The first condition is that a lot Tougher; money must be a stable store of value… now Bitcoins have gone out of a ‘value’ of $3.00 to about $1,000, in only a couple decades. That is about as far from being a ‘stable store of value’; as you can get! Truly, such profits are an ideal example of a speculative boom… such as Dutch tulip bulbs, or real mining companies, or Nortel stocks. We have covered a few basic items about bitcoin revolution, and they are important to consider in your research. They are by no means all there is to learn as you will easily discover. We feel you will find them to be very helpful in a lot of ways. It really should not need to be said that you must conduct closer examination of all pertinent points. We are not finished, and there are just a couple of very strong recommendations and tips for you.
Naturally, Fiat fails as well; For example, the US Dollar, the ‘primary’ Fiat, has dropped over 95% of its value in a few decades… neither fiat nor Bitcoin qualify at the most important measure of money; the capacity to store value and preserve value through time.

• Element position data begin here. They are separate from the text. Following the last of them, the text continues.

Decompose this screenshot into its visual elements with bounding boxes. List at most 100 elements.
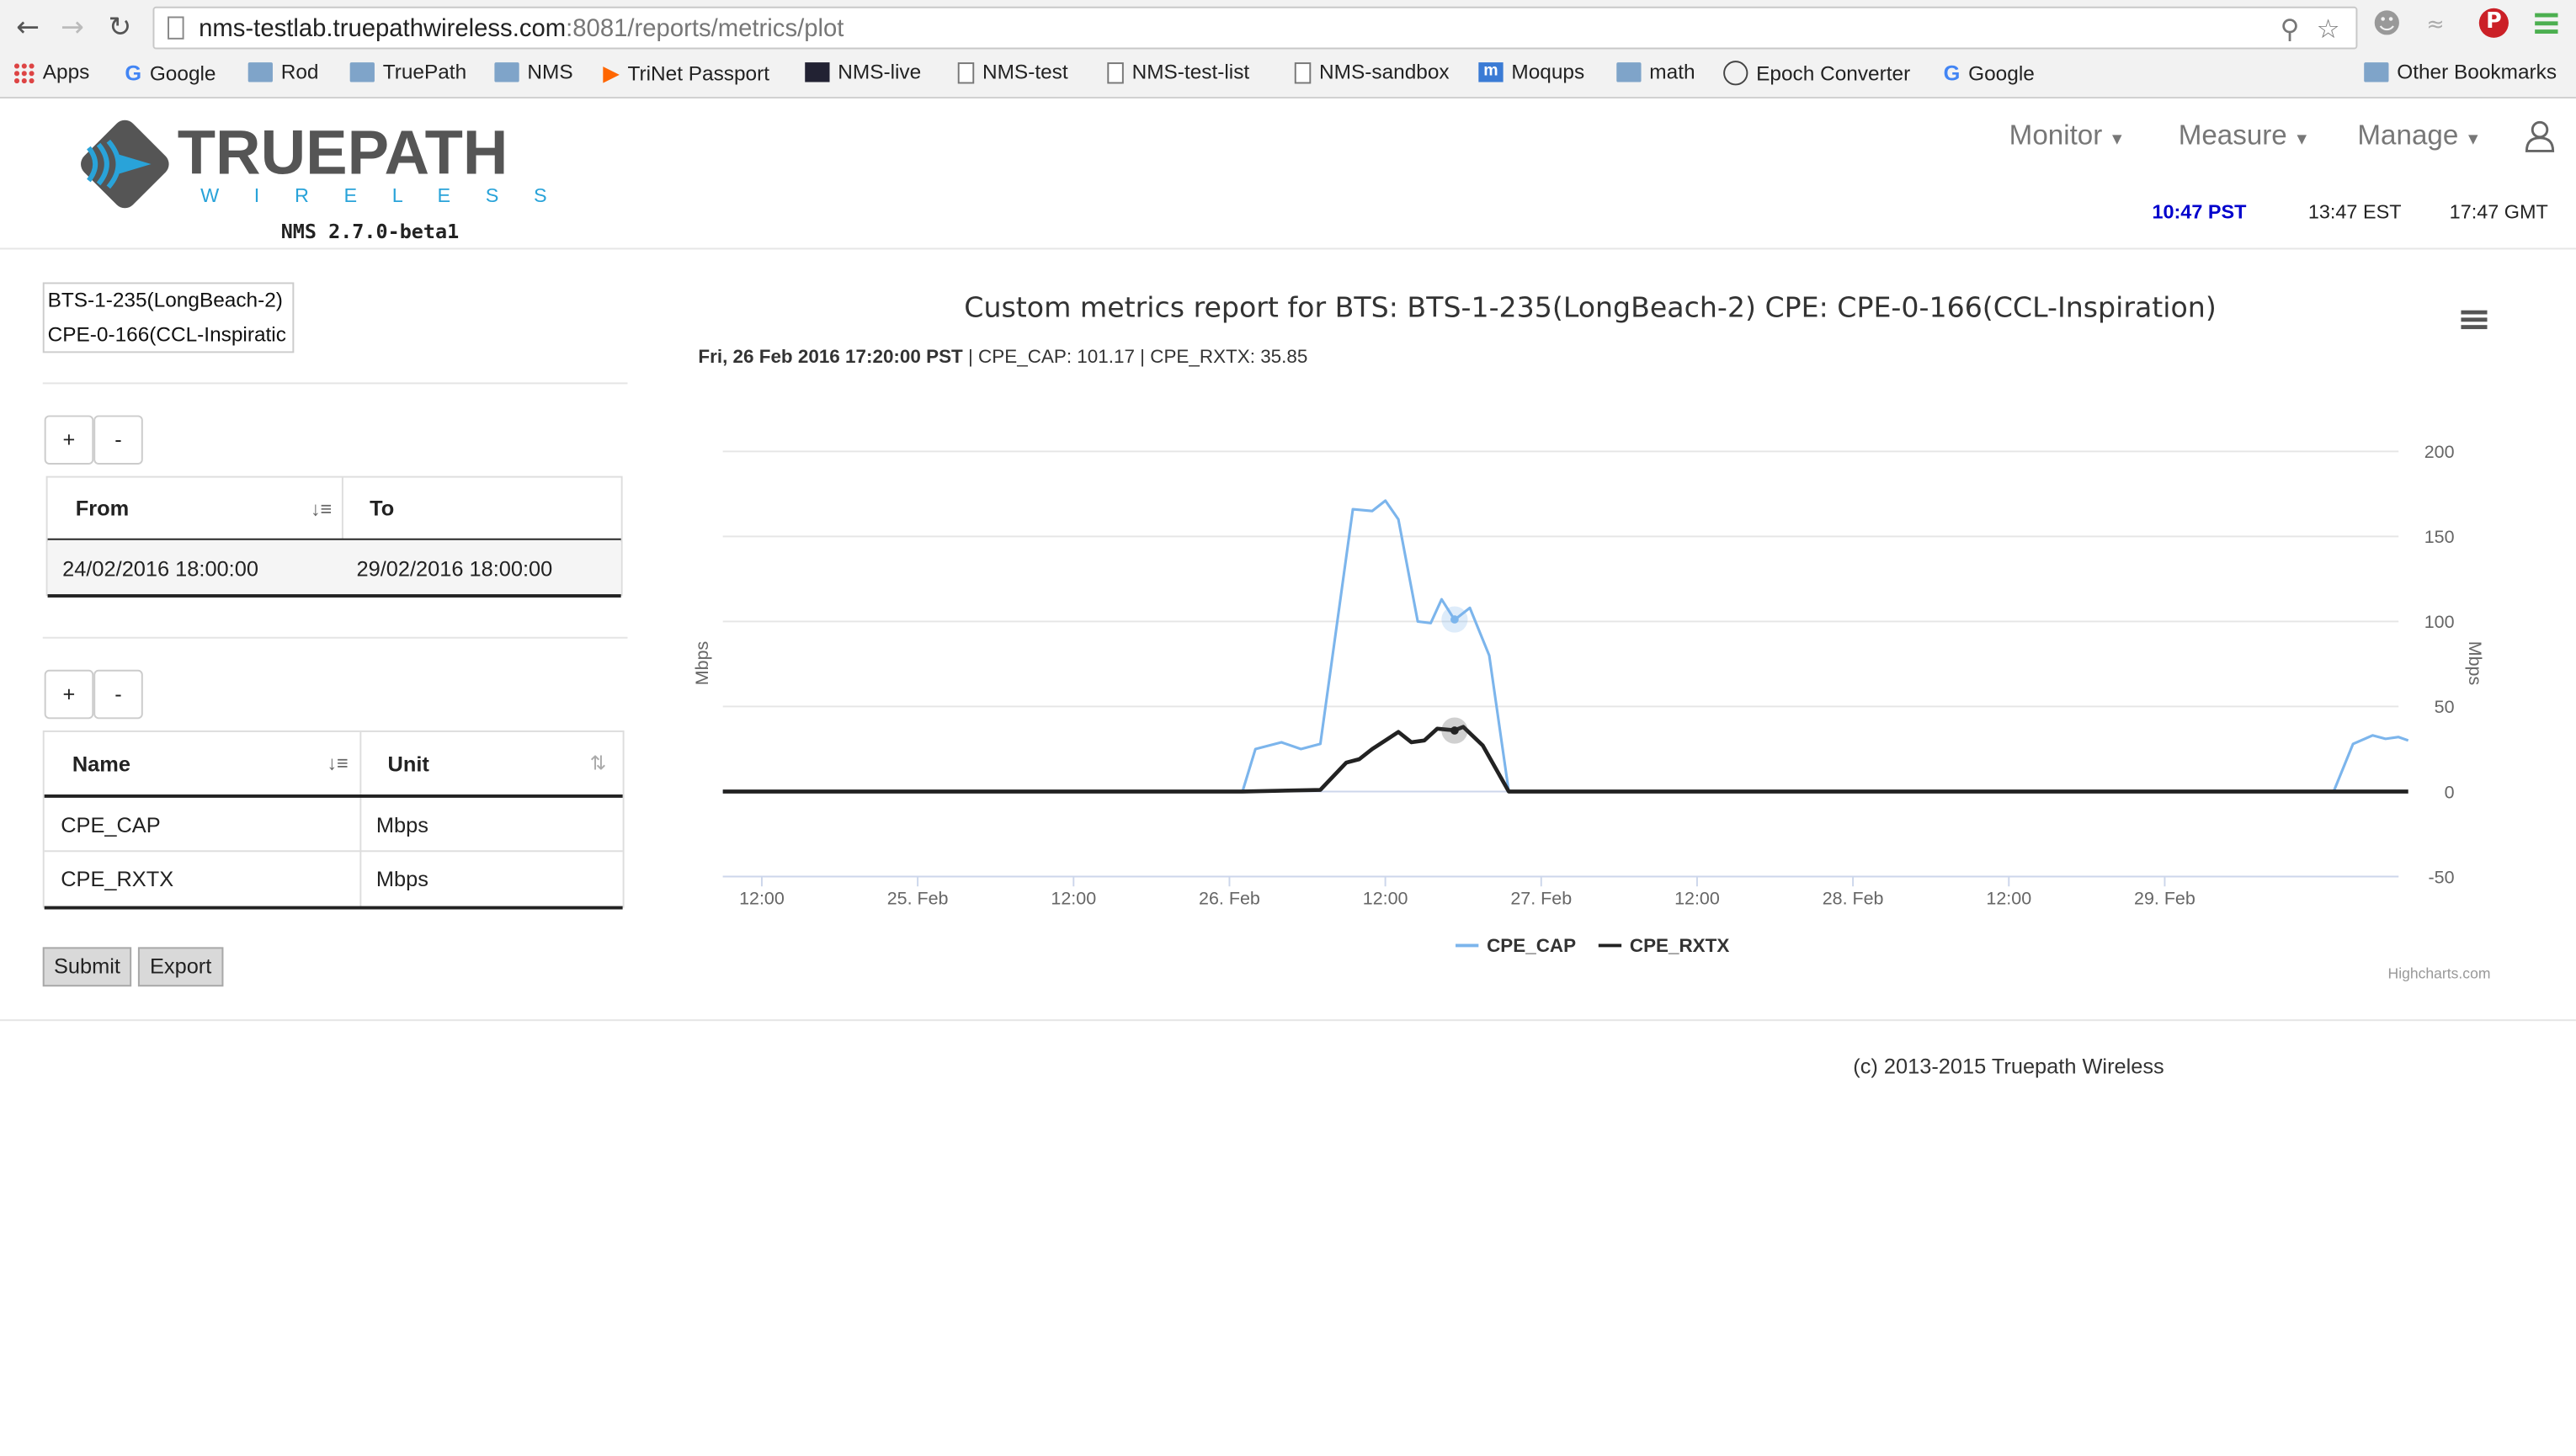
add-metric-button[interactable]: + — [44, 669, 94, 720]
footer-rule — [44, 906, 623, 909]
folder-icon — [494, 62, 519, 82]
apps-icon — [13, 61, 35, 83]
export-button[interactable]: Export — [137, 947, 224, 987]
logo-subtext: W I R E L E S S — [200, 184, 562, 206]
col-unit[interactable]: Unit — [387, 752, 429, 777]
highcharts-credits[interactable]: Highcharts.com — [2388, 964, 2491, 981]
col-divider — [359, 731, 362, 906]
x-tick-label: 27. Feb — [1510, 889, 1572, 909]
menu-manage[interactable]: Manage ▼ — [2357, 120, 2482, 151]
remove-range-button[interactable]: - — [93, 415, 143, 465]
range-to-cell[interactable]: 29/02/2016 18:00:00 — [356, 556, 553, 582]
metrics-chart: Custom metrics report for BTS: BTS-1-235… — [690, 282, 2531, 988]
submit-button[interactable]: Submit — [42, 947, 132, 987]
y-tick-label: 200 — [2424, 442, 2455, 462]
bookmark-nms-test[interactable]: NMS-test — [957, 61, 1068, 83]
y-axis-title-right: Mbps — [2465, 641, 2485, 685]
metric-name-cell[interactable]: CPE_RXTX — [61, 866, 174, 892]
folder-icon — [2364, 62, 2389, 82]
sort-desc-icon[interactable]: ↓≡ — [310, 497, 333, 521]
legend-item[interactable]: CPE_RXTX — [1630, 935, 1729, 956]
sort-desc-icon[interactable]: ↓≡ — [327, 752, 349, 775]
folder-icon — [1616, 62, 1642, 82]
user-icon[interactable] — [2524, 120, 2557, 152]
col-divider — [341, 477, 343, 595]
col-to[interactable]: To — [370, 496, 395, 521]
page-icon — [957, 61, 975, 83]
menu-measure[interactable]: Measure ▼ — [2178, 120, 2310, 151]
folder-icon — [349, 62, 375, 82]
clock-icon — [1723, 61, 1748, 86]
app-header: TRUEPATH W I R E L E S S NMS 2.7.0-beta1… — [0, 98, 2576, 250]
range-from-cell[interactable]: 24/02/2016 18:00:00 — [62, 556, 258, 582]
rss-extension-icon[interactable]: ≈ — [2426, 13, 2445, 38]
page-icon — [1294, 61, 1312, 83]
bookmark-math[interactable]: math — [1616, 61, 1695, 83]
x-tick-label: 12:00 — [1674, 889, 1720, 909]
col-from[interactable]: From — [75, 496, 130, 521]
menu-icon[interactable] — [2533, 10, 2559, 36]
bookmark-epoch[interactable]: Epoch Converter — [1723, 61, 1910, 86]
logo-text: TRUEPATH — [178, 118, 508, 188]
chart-menu-icon[interactable] — [2461, 309, 2488, 330]
bookmark-nms-live[interactable]: NMS-live — [805, 61, 921, 83]
menu-monitor[interactable]: Monitor ▼ — [2009, 120, 2126, 151]
series-line-cpe-cap — [722, 499, 2409, 794]
google-icon: G — [1943, 61, 1961, 86]
star-icon[interactable]: ☆ — [2316, 13, 2340, 45]
bookmark-apps[interactable]: Apps — [13, 61, 90, 83]
bookmark-other[interactable]: Other Bookmarks — [2364, 61, 2557, 83]
add-range-button[interactable]: + — [44, 415, 94, 465]
device-option-cpe[interactable]: CPE-0-166(CCL-Inspiratic — [47, 323, 286, 347]
address-bar[interactable]: nms-testlab.truepathwireless.com:8081/re… — [152, 6, 2358, 50]
metric-unit-cell[interactable]: Mbps — [375, 812, 428, 837]
y-tick-label: 100 — [2424, 612, 2455, 632]
divider — [42, 636, 628, 639]
page-icon — [168, 16, 184, 40]
y-tick-label: 50 — [2435, 697, 2455, 717]
pinterest-icon[interactable]: P — [2478, 8, 2509, 38]
back-icon[interactable]: ← — [16, 11, 40, 45]
bookmark-nms-sandbox[interactable]: NMS-sandbox — [1294, 61, 1450, 83]
page-icon — [1107, 61, 1124, 83]
browser-chrome: ← → ↻ nms-testlab.truepathwireless.com:8… — [0, 0, 2576, 99]
page: TRUEPATH W I R E L E S S NMS 2.7.0-beta1… — [0, 98, 2576, 1456]
folder-icon — [247, 62, 273, 82]
caret-down-icon: ▼ — [2293, 131, 2310, 150]
device-select[interactable]: BTS-1-235(LongBeach-2) CPE-0-166(CCL-Ins… — [42, 282, 295, 353]
trinet-icon: ▶ — [603, 61, 620, 86]
y-tick-label: 150 — [2424, 527, 2455, 547]
metric-unit-cell[interactable]: Mbps — [375, 866, 428, 892]
bookmark-truepath[interactable]: TruePath — [349, 61, 466, 83]
hover-point — [1450, 726, 1459, 735]
bookmark-google-2[interactable]: G Google — [1943, 61, 2035, 86]
alien-extension-icon[interactable]: ☻ — [2371, 8, 2402, 41]
x-tick-label: 12:00 — [1051, 889, 1096, 909]
remove-metric-button[interactable]: - — [93, 669, 143, 720]
tooltip-values: | CPE_CAP: 101.17 | CPE_RXTX: 35.85 — [962, 348, 1308, 368]
header-rule — [47, 538, 621, 541]
truepath-logo[interactable]: TRUEPATH W I R E L E S S — [72, 112, 598, 227]
divider — [42, 382, 628, 385]
device-option-bts[interactable]: BTS-1-235(LongBeach-2) — [47, 289, 283, 312]
bookmark-rod[interactable]: Rod — [247, 61, 318, 83]
col-name[interactable]: Name — [72, 752, 130, 777]
bookmark-trinet[interactable]: ▶ TriNet Passport — [603, 61, 770, 86]
y-axis-title: Mbps — [692, 641, 712, 685]
url-text[interactable]: nms-testlab.truepathwireless.com:8081/re… — [199, 14, 844, 43]
legend-item[interactable]: CPE_CAP — [1487, 935, 1576, 956]
table-row: 24/02/2016 18:00:00 29/02/2016 18:00:00 — [47, 539, 621, 595]
reload-icon[interactable]: ↻ — [108, 11, 132, 45]
metric-name-cell[interactable]: CPE_CAP — [61, 812, 161, 837]
forward-icon[interactable]: → — [60, 11, 84, 45]
sort-both-icon[interactable]: ⇅ — [589, 752, 607, 775]
caret-down-icon: ▼ — [2465, 131, 2482, 150]
row-divider — [44, 850, 623, 853]
bookmark-google[interactable]: G Google — [125, 61, 216, 86]
bookmark-nms[interactable]: NMS — [494, 61, 573, 83]
series-line-cpe-rxtx — [722, 725, 2408, 794]
terminal-icon — [805, 62, 830, 82]
zoom-icon[interactable]: ⚲ — [2280, 13, 2300, 45]
bookmark-moqups[interactable]: m Moqups — [1478, 61, 1584, 83]
bookmark-nms-test-list[interactable]: NMS-test-list — [1107, 61, 1249, 83]
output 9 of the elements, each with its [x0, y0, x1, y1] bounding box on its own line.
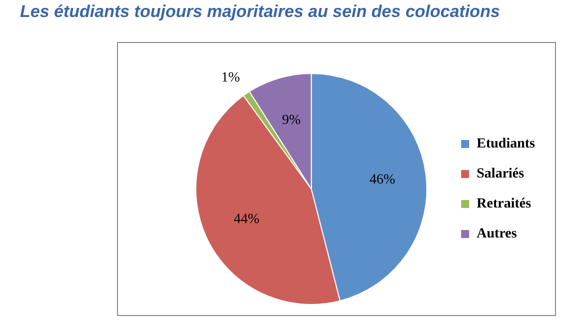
legend-label: Autres — [476, 226, 518, 242]
data-label: 9% — [282, 112, 302, 128]
data-label: 44% — [234, 212, 260, 228]
legend-label: Etudiants — [476, 136, 536, 152]
data-label: 46% — [370, 172, 396, 188]
data-label: 1% — [221, 70, 240, 86]
legend-label: Salariés — [476, 166, 525, 182]
chart-title: Les étudiants toujours majoritaires au sein des colocations — [20, 2, 500, 22]
legend-label: Retraités — [476, 196, 532, 212]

Real money, that is Gold, has shown the ability to maintain value not only for centuries, but for eons. Neither Fiat nor Bitcoin has this crucial capacity… both neglect as money.
Ultimately, we come to the second Feature; this of being the numeraire. This is really interesting, and we can see why the two Bitcoin and Fiat fail as money, by looking closely at the question of their ‘numeraire’. Numeraire refers to the usage of money to not just save worth, but to in a sense measure, or compare worth. In Austrian economics, it’s considered impossible to really measure value; after all, value resides only in human consciousness… and how can anything in consciousness actually be quantified? Nevertheless, through the principle of Mengerian market action, that’s interaction between bid and offer, market prices can be established… if just momentarily… and this industry price is expressed concerning the numeraire, the most marketable good, that’s money.
So how do we set the worth of Fiat… ? Through the concept of ‘purchasing power’… which is, the worth of Fiat is determined by what it can be exchanged for… a so called ‘basket of goods’. However, his clearly suggests that Fiat has no significance of its own, but rather value flows from the value of the goods and services it may be exchanged for. Causality flows from the merchandise ‘purchased’ into the Fiat number. After all, what difference is there between a 1 Dollar bill and a hundred Dollar invoice, except that the number printed on it… along with the purchasing power of this amount?